Jons Griff um ihren Arm ward fester, er ließ sich nicht täuschen. »Du kannst nicht ganz allein hierbleiben, das Haus ist zu groß.«

»Nicht hier vielleicht. In London aber, und ich könnte nach Paris gehen, wenn die Ausstellung eröffnet ist. Du müßtest mindestens ein Jahr für dich haben, Jon, und die Welt sehen.«

»Ja, ich würde gern die Welt sehen und mich durcharbeiten.

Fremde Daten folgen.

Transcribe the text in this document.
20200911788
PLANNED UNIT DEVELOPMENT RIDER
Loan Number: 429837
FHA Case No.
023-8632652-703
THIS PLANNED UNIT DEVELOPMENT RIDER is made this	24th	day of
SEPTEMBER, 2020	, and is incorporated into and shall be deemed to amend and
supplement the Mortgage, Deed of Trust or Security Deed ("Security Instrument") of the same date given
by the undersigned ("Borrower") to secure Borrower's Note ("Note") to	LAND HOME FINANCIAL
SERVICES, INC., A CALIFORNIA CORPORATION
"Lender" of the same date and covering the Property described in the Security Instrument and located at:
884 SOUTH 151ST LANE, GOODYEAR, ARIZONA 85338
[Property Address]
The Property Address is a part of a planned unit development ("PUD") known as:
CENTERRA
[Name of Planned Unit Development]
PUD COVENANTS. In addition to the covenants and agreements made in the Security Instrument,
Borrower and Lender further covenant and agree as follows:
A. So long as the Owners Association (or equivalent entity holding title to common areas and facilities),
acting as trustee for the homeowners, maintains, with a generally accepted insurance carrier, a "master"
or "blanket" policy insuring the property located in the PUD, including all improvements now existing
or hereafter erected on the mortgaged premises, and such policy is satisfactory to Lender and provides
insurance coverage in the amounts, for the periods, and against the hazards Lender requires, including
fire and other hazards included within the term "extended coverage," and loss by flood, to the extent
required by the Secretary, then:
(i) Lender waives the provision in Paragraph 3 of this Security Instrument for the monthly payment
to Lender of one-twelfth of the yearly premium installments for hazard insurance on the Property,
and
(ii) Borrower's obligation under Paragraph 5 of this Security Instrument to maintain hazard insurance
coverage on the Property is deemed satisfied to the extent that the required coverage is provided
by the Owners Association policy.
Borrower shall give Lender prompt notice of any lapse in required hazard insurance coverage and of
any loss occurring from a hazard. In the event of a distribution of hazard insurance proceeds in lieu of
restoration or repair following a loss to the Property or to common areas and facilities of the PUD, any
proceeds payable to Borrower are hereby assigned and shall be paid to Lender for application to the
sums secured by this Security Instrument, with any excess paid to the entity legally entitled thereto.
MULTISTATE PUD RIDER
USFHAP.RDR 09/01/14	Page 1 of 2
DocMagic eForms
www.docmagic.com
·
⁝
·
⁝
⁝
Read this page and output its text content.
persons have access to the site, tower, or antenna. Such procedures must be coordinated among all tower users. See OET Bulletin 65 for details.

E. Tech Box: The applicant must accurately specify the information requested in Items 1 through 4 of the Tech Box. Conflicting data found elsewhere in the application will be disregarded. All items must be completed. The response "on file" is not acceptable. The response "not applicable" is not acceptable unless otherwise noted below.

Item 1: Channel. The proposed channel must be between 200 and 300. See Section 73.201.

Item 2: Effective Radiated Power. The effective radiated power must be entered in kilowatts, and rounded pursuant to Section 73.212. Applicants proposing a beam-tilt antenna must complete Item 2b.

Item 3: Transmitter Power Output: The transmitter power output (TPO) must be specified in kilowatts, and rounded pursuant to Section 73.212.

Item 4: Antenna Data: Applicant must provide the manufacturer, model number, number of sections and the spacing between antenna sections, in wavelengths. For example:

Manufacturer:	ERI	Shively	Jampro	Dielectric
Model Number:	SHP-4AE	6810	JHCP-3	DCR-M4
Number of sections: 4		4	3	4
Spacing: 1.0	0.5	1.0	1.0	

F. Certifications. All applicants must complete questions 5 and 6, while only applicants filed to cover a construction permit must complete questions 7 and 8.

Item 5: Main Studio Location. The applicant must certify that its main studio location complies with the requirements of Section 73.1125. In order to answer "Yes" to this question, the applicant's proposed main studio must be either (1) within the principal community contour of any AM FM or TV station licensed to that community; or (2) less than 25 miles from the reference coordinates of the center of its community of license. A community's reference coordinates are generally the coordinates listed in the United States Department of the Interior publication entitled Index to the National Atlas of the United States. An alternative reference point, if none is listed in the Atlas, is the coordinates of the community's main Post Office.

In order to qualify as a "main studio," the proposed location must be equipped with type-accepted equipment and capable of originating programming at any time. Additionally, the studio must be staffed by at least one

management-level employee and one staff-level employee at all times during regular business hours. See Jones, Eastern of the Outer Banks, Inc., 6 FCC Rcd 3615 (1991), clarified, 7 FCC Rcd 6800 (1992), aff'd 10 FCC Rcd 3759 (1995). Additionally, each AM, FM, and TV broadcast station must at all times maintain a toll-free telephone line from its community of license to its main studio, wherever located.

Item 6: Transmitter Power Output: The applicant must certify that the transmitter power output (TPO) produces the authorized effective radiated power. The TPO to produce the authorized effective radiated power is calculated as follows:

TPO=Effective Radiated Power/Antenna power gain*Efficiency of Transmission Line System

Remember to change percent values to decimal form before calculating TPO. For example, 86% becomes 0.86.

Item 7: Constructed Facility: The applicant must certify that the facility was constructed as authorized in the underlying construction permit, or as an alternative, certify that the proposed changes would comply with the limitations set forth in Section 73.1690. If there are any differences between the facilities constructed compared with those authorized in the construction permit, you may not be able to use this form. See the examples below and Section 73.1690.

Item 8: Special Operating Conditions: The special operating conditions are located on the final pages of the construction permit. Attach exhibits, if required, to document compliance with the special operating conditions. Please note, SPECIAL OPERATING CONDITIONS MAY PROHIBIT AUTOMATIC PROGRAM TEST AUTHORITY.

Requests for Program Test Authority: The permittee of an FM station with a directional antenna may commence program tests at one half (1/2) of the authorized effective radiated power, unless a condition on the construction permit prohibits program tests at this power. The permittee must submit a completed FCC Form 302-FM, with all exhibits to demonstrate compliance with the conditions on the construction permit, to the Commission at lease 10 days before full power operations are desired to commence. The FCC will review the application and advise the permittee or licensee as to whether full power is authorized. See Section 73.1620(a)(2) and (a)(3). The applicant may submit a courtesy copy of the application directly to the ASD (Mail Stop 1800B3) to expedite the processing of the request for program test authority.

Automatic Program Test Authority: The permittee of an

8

Aber ich möchte dich nicht ganz allein lassen.«

»Mein Lieber, das wenigstens bin ich dir schuldig. Es ist zu deinem Besten und zu dem meinen. Warum nicht morgen aufbrechen? Du hast ja deinen Paß.«

»Ja, wenn ich gehe, wäre es das beste, es gleich zu tun. Nur – Mutter – wenn – wenn ich mich entschließen sollte, irgendwo draußen zu bleiben – in Amerika oder sonstwo, würdest du dann später nachkommen?«

»Wann und wohin du mich haben willst. Aber schreibe nicht nach mir, bis du mich wirklich brauchst.«

Jon holte tief Atem.

»Ich finde England erstickend.«

Sie blieben noch ein paar Minuten unter der Eiche stehen und blickten in die abendlich verhüllte Ferne. Die Zweige verbargen das Mondlicht vor ihnen, so daß es nur auf die Felder und weit dahinter fiel, auch auf die Fenster des umrankten Hauses, das bald zu vermieten sein würde.